# Sons first bow kill



## BBCAT (Feb 2, 2010)

San Marcos, first weekend, several deer at 35 yards. They were out of his range (wise choice !)
Second weekend, nicked a branch from the tree-stand shot under a spike.
Third weekend, last hunt, good doe at 15 yards. She froze him 5 different times, once at half draw. He got a perfect lung shot. He tracked her himself and did most of the skinning and quartering. She ran about 50 yards thru the brush and tall wet grass which made it a little tough for him to find.
He's taken several deer in the past but this one was special. He may never go back to a rifle.
I was lucky enough to watch everything from a box blind.


----------



## wet dreams (May 21, 2004)

Congrats, ABSOLTELY GREAT and wise choice on passing the shot @ 35, nice shot, looks like he let the air out of her....WW


----------



## catchysumfishy (Jul 19, 2008)

Awesome Job! Wet grass can be a pain!

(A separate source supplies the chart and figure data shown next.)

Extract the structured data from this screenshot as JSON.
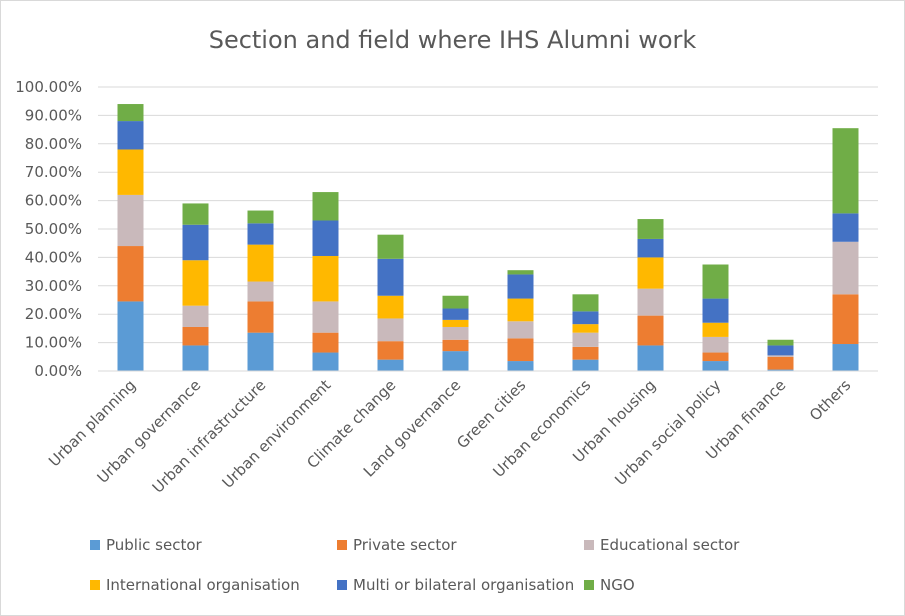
{
  "chart_data": {
    "type": "bar",
    "stacked": true,
    "title": "Section and field where IHS Alumni work",
    "categories": [
      "Urban planning",
      "Urban governance",
      "Urban infrastructure",
      "Urban environment",
      "Climate change",
      "Land governance",
      "Green cities",
      "Urban economics",
      "Urban housing",
      "Urban social policy",
      "Urban finance",
      "Others"
    ],
    "yticks": [
      "0.00%",
      "10.00%",
      "20.00%",
      "30.00%",
      "40.00%",
      "50.00%",
      "60.00%",
      "70.00%",
      "80.00%",
      "90.00%",
      "100.00%"
    ],
    "ylim": [
      0,
      100
    ],
    "grid": true,
    "legend_position": "bottom",
    "series": [
      {
        "name": "Public sector",
        "color": "#5b9bd5",
        "values": [
          24.5,
          9.0,
          13.5,
          6.5,
          4.0,
          7.0,
          3.5,
          4.0,
          9.0,
          3.5,
          0.5,
          9.5
        ]
      },
      {
        "name": "Private sector",
        "color": "#ed7d31",
        "values": [
          19.5,
          6.5,
          11.0,
          7.0,
          6.5,
          4.0,
          8.0,
          4.5,
          10.5,
          3.0,
          4.5,
          17.5
        ]
      },
      {
        "name": "Educational sector",
        "color": "#c9b9bb",
        "values": [
          18.0,
          7.5,
          7.0,
          11.0,
          8.0,
          4.5,
          6.0,
          5.0,
          9.5,
          5.5,
          0.5,
          18.5
        ]
      },
      {
        "name": "International organisation",
        "color": "#ffb800",
        "values": [
          16.0,
          16.0,
          13.0,
          16.0,
          8.0,
          2.5,
          8.0,
          3.0,
          11.0,
          5.0,
          0.0,
          0.0
        ]
      },
      {
        "name": "Multi or bilateral organisation",
        "color": "#4472c4",
        "values": [
          10.0,
          12.5,
          7.5,
          12.5,
          13.0,
          4.0,
          8.5,
          4.5,
          6.5,
          8.5,
          3.5,
          10.0
        ]
      },
      {
        "name": "NGO",
        "color": "#70ad47",
        "values": [
          6.0,
          7.5,
          4.5,
          10.0,
          8.5,
          4.5,
          1.5,
          6.0,
          7.0,
          12.0,
          2.0,
          30.0
        ]
      }
    ]
  }
}
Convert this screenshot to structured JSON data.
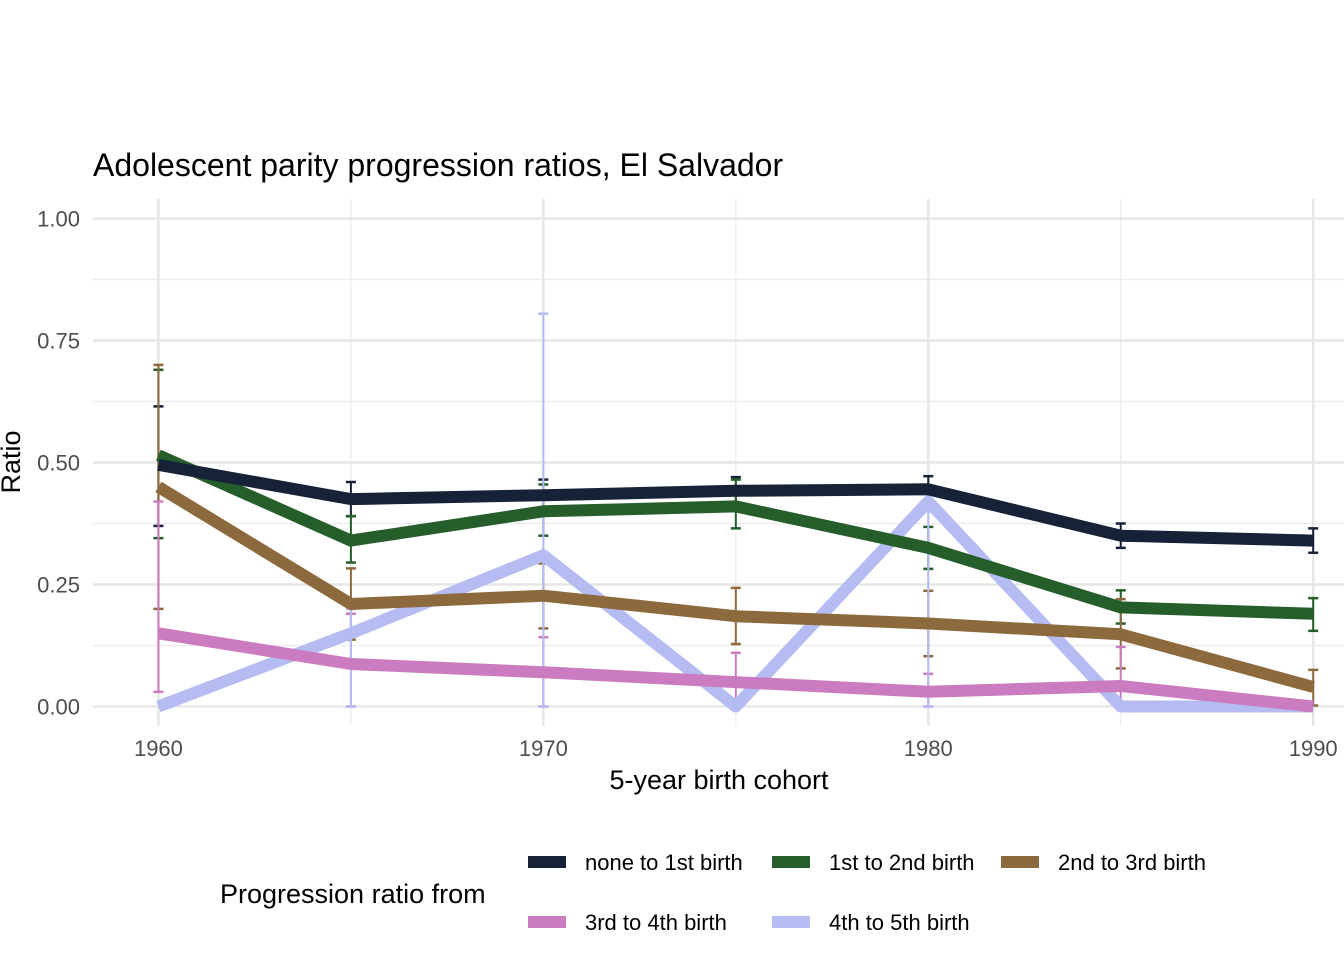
{
  "chart_data": {
    "type": "line",
    "title": "Adolescent parity progression ratios,  El Salvador",
    "xlabel": "5-year birth cohort",
    "ylabel": "Ratio",
    "xlim": [
      1958.3,
      1990.8
    ],
    "ylim": [
      -0.04,
      1.04
    ],
    "x_ticks": [
      1960,
      1970,
      1980,
      1990
    ],
    "x_tick_labels": [
      "1960",
      "1970",
      "1980",
      "1990"
    ],
    "y_ticks": [
      0,
      0.25,
      0.5,
      0.75,
      1.0
    ],
    "y_tick_labels": [
      "0.00",
      "0.25",
      "0.50",
      "0.75",
      "1.00"
    ],
    "x": [
      1960,
      1965,
      1970,
      1975,
      1980,
      1985,
      1990
    ],
    "grid": true,
    "legend": {
      "title": "Progression ratio from",
      "position": "bottom"
    },
    "series": [
      {
        "name": "none to 1st birth",
        "color": "#152238",
        "values": [
          0.495,
          0.425,
          0.433,
          0.442,
          0.445,
          0.35,
          0.34
        ],
        "lower": [
          0.37,
          0.39,
          0.4,
          0.415,
          0.415,
          0.325,
          0.315
        ],
        "upper": [
          0.615,
          0.46,
          0.465,
          0.47,
          0.472,
          0.375,
          0.365
        ]
      },
      {
        "name": "1st to 2nd birth",
        "color": "#255e2b",
        "values": [
          0.515,
          0.34,
          0.4,
          0.41,
          0.325,
          0.203,
          0.19
        ],
        "lower": [
          0.345,
          0.295,
          0.35,
          0.365,
          0.282,
          0.17,
          0.155
        ],
        "upper": [
          0.69,
          0.39,
          0.455,
          0.465,
          0.368,
          0.238,
          0.222
        ]
      },
      {
        "name": "2nd to 3rd birth",
        "color": "#8d6a3d",
        "values": [
          0.45,
          0.21,
          0.227,
          0.185,
          0.17,
          0.148,
          0.04
        ],
        "lower": [
          0.2,
          0.137,
          0.16,
          0.128,
          0.103,
          0.078,
          0.002
        ],
        "upper": [
          0.7,
          0.283,
          0.293,
          0.243,
          0.237,
          0.22,
          0.075
        ]
      },
      {
        "name": "3rd to 4th birth",
        "color": "#cb7cc0",
        "values": [
          0.15,
          0.087,
          0.07,
          0.05,
          0.03,
          0.042,
          0.0
        ],
        "lower": [
          0.03,
          0.0,
          0.0,
          0.0,
          0.0,
          0.0,
          0.0
        ],
        "upper": [
          0.42,
          0.19,
          0.142,
          0.11,
          0.067,
          0.122,
          0.0
        ]
      },
      {
        "name": "4th to 5th birth",
        "color": "#b5bcf2",
        "values": [
          0.0,
          0.15,
          0.31,
          0.0,
          0.42,
          0.0,
          0.0
        ],
        "lower": [
          0.0,
          0.0,
          0.0,
          0.0,
          0.0,
          0.0,
          0.0
        ],
        "upper": [
          0.0,
          0.2,
          0.805,
          0.0,
          0.4,
          0.0,
          0.0
        ]
      }
    ]
  }
}
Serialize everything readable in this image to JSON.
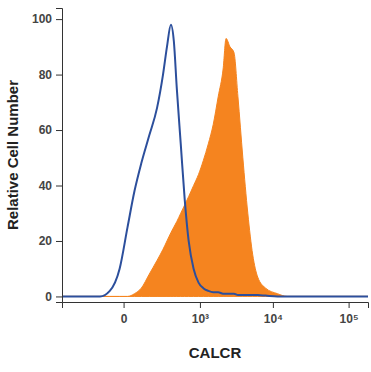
{
  "chart_data": {
    "type": "line",
    "x_label": "CALCR",
    "y_label": "Relative Cell Number",
    "x": [
      -600,
      -115,
      -57,
      -14,
      14,
      43,
      78,
      129,
      193,
      253,
      299,
      351,
      394,
      441,
      511,
      590,
      679,
      806,
      954,
      1120,
      1320,
      1550,
      1820,
      2130,
      2340,
      2650,
      3000,
      3400,
      3960,
      4620,
      5380,
      6270,
      8000,
      11500,
      15500,
      21000,
      180000
    ],
    "series": [
      {
        "type": "line",
        "color": "#2c4f9c",
        "values": [
          0,
          0,
          2,
          10,
          25,
          38,
          48,
          58,
          68,
          80,
          90,
          98,
          92,
          75,
          55,
          35,
          20,
          10,
          5,
          3,
          2,
          1.5,
          1.5,
          1,
          1,
          1,
          1,
          0.5,
          0.5,
          0.5,
          0.5,
          0.5,
          0.3,
          0,
          0,
          0,
          0
        ]
      },
      {
        "type": "area",
        "color": "#f5841f",
        "values": [
          0,
          0,
          0,
          0,
          0,
          1,
          3,
          8,
          13,
          17,
          20,
          23,
          25,
          27,
          30,
          33,
          36,
          40,
          44,
          49,
          55,
          62,
          72,
          82,
          93,
          90,
          88,
          72,
          50,
          30,
          15,
          7,
          3,
          1,
          0,
          0,
          0
        ]
      }
    ],
    "xlim": [
      -600,
      180000
    ],
    "ylim": [
      -2,
      104
    ],
    "xticks": [
      0,
      {
        "value": 1000,
        "label": "10³"
      },
      {
        "value": 10000,
        "label": "10⁴"
      },
      {
        "value": 100000,
        "label": "10⁵"
      }
    ],
    "yticks": [
      0,
      20,
      40,
      60,
      80,
      100
    ],
    "log": "x"
  }
}
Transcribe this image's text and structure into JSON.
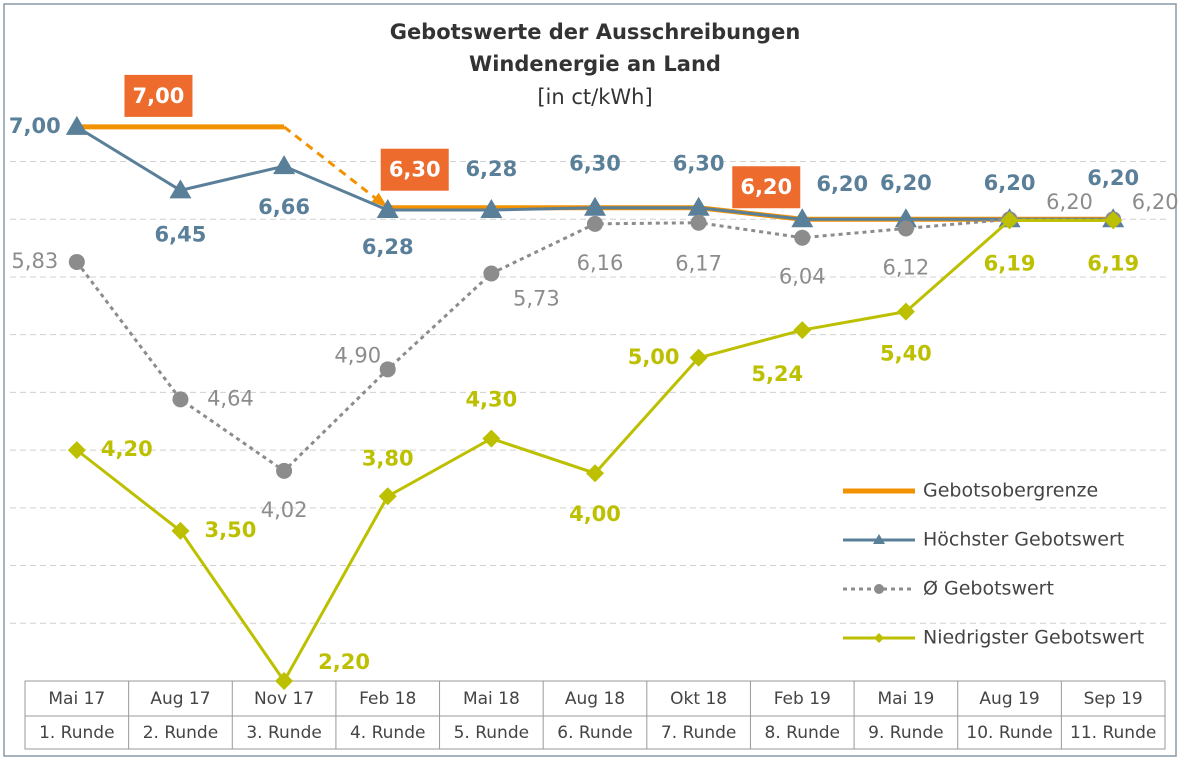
{
  "chart_data": {
    "type": "line",
    "title": [
      "Gebotswerte der Ausschreibungen",
      "Windenergie an Land"
    ],
    "subtitle": "[in ct/kWh]",
    "categories": [
      "Mai 17",
      "Aug 17",
      "Nov 17",
      "Feb 18",
      "Mai 18",
      "Aug 18",
      "Okt 18",
      "Feb 19",
      "Mai 19",
      "Aug 19",
      "Sep 19"
    ],
    "rounds": [
      "1. Runde",
      "2. Runde",
      "3. Runde",
      "4. Runde",
      "5. Runde",
      "6. Runde",
      "7. Runde",
      "8. Runde",
      "9. Runde",
      "10. Runde",
      "11. Runde"
    ],
    "ylim": [
      2.2,
      7.9
    ],
    "yticks": [
      2.7,
      3.2,
      3.7,
      4.2,
      4.7,
      5.2,
      5.7,
      6.2,
      6.7
    ],
    "grid": true,
    "legend": "right",
    "series": [
      {
        "name": "Gebotsobergrenze",
        "color": "#f39200",
        "label_color": "#ec6b2d",
        "values": [
          7.0,
          7.0,
          7.0,
          6.3,
          6.3,
          6.3,
          6.3,
          6.2,
          6.2,
          6.2,
          6.2
        ],
        "value_labels": [
          null,
          "7,00",
          null,
          "6,30",
          null,
          null,
          null,
          "6,20",
          null,
          null,
          null
        ]
      },
      {
        "name": "Höchster Gebotswert",
        "color": "#5a7f99",
        "values": [
          7.0,
          6.45,
          6.66,
          6.28,
          6.28,
          6.3,
          6.3,
          6.2,
          6.2,
          6.2,
          6.2
        ],
        "value_labels": [
          "7,00",
          "6,45",
          "6,66",
          "6,28",
          "6,28",
          "6,30",
          "6,30",
          "6,20",
          "6,20",
          "6,20",
          "6,20"
        ]
      },
      {
        "name": "Ø Gebotswert",
        "color": "#8c8c8c",
        "values": [
          5.83,
          4.64,
          4.02,
          4.9,
          5.73,
          6.16,
          6.17,
          6.04,
          6.12,
          6.2,
          6.2
        ],
        "value_labels": [
          "5,83",
          "4,64",
          "4,02",
          "4,90",
          "5,73",
          "6,16",
          "6,17",
          "6,04",
          "6,12",
          "6,20",
          "6,20"
        ]
      },
      {
        "name": "Niedrigster Gebotswert",
        "color": "#bcc000",
        "values": [
          4.2,
          3.5,
          2.2,
          3.8,
          4.3,
          4.0,
          5.0,
          5.24,
          5.4,
          6.19,
          6.19
        ],
        "value_labels": [
          "4,20",
          "3,50",
          "2,20",
          "3,80",
          "4,30",
          "4,00",
          "5,00",
          "5,24",
          "5,40",
          "6,19",
          "6,19"
        ]
      }
    ]
  }
}
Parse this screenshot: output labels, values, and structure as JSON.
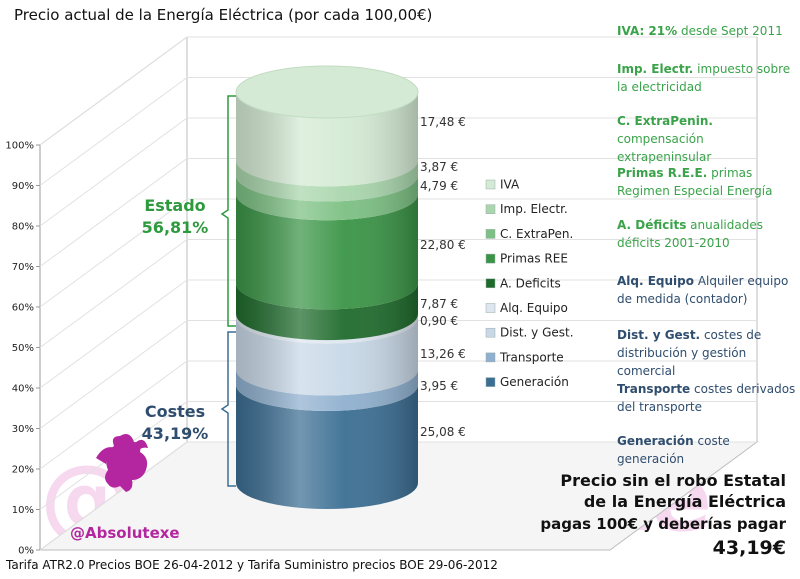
{
  "title": "Precio actual de la Energía Eléctrica (por cada 100,00€)",
  "footer": "Tarifa ATR2.0 Precios BOE 26-04-2012 y Tarifa Suministro precios BOE 29-06-2012",
  "handle": "@Absolutexe",
  "watermark_text": "@Absolutexe",
  "bottom_note": {
    "line1": "Precio sin el robo Estatal",
    "line2": "de la Energía Eléctrica",
    "line3_text": "pagas 100€ y deberías pagar",
    "line3_amount": "43,19€"
  },
  "groups": {
    "estado": {
      "name": "Estado",
      "pct": "56,81%",
      "color": "#2e9a3e"
    },
    "costes": {
      "name": "Costes",
      "pct": "43,19%",
      "color": "#2f4d6e"
    }
  },
  "notes": [
    {
      "term": "IVA: 21%",
      "desc": " desde Sept 2011",
      "color": "#3aa34a"
    },
    {
      "term": "Imp. Electr.",
      "desc": "  impuesto sobre la electricidad",
      "color": "#3aa34a"
    },
    {
      "term": "C. ExtraPenin.",
      "desc": " compensación extrapeninsular",
      "color": "#3aa34a"
    },
    {
      "term": "Primas R.E.E.",
      "desc": " primas Regimen Especial Energía",
      "color": "#3aa34a"
    },
    {
      "term": "A. Déficits",
      "desc": " anualidades déficits 2001-2010",
      "color": "#3aa34a"
    },
    {
      "term": "Alq. Equipo",
      "desc": "  Alquiler equipo de medida (contador)",
      "color": "#2f4d6e"
    },
    {
      "term": "Dist. y Gest.",
      "desc": " costes de distribución y gestión comercial",
      "color": "#2f4d6e"
    },
    {
      "term": "Transporte",
      "desc": " costes derivados del transporte",
      "color": "#2f4d6e"
    },
    {
      "term": "Generación",
      "desc": " coste generación",
      "color": "#2f4d6e"
    }
  ],
  "chart_data": {
    "type": "bar",
    "stacked": true,
    "categories": [
      ""
    ],
    "yticks": [
      "0%",
      "10%",
      "20%",
      "30%",
      "40%",
      "50%",
      "60%",
      "70%",
      "80%",
      "90%",
      "100%"
    ],
    "ylim": [
      0,
      100
    ],
    "series": [
      {
        "name": "Generación",
        "value": 25.08,
        "label": "25,08 €",
        "color": "#3b6e93"
      },
      {
        "name": "Transporte",
        "value": 3.95,
        "label": "3,95 €",
        "color": "#8fb0cf"
      },
      {
        "name": "Dist. y Gest.",
        "value": 13.26,
        "label": "13,26 €",
        "color": "#c8d8e7"
      },
      {
        "name": "Alq. Equipo",
        "value": 0.9,
        "label": "0,90 €",
        "color": "#dde6ef"
      },
      {
        "name": "A. Deficits",
        "value": 7.87,
        "label": "7,87 €",
        "color": "#1f6b2c"
      },
      {
        "name": "Primas REE",
        "value": 22.8,
        "label": "22,80 €",
        "color": "#3a9446"
      },
      {
        "name": "C. ExtraPen.",
        "value": 4.79,
        "label": "4,79 €",
        "color": "#7cc083"
      },
      {
        "name": "Imp. Electr.",
        "value": 3.87,
        "label": "3,87 €",
        "color": "#a9d6ac"
      },
      {
        "name": "IVA",
        "value": 17.48,
        "label": "17,48 €",
        "color": "#d4ead4"
      }
    ],
    "legend_order": [
      "IVA",
      "Imp. Electr.",
      "C. ExtraPen.",
      "Primas REE",
      "A. Deficits",
      "Alq. Equipo",
      "Dist. y Gest.",
      "Transporte",
      "Generación"
    ],
    "grid": true,
    "legend_position": "right"
  }
}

Congrats


----------



## atcfisherman (Oct 5, 2006)

Awesome!!!!!!!!!!!!!!!!! Once you make your first with a bow, you are hooked.


----------



## Bucksnort (Jun 29, 2004)

Great story and glad you were there to witness it.


----------



## RATLTRAP (Sep 16, 2009)

Way to go!


----------



## Chunky (Oct 15, 2006)

congrats, and it looks like a perfect shot.


----------



## huntr4life (Apr 30, 2007)

Congrats!


----------



## wacker (Mar 22, 2006)

Way to go!


Gun for sale????


----------



## Trouthunter (Dec 18, 1998)

Excellent!

TH


----------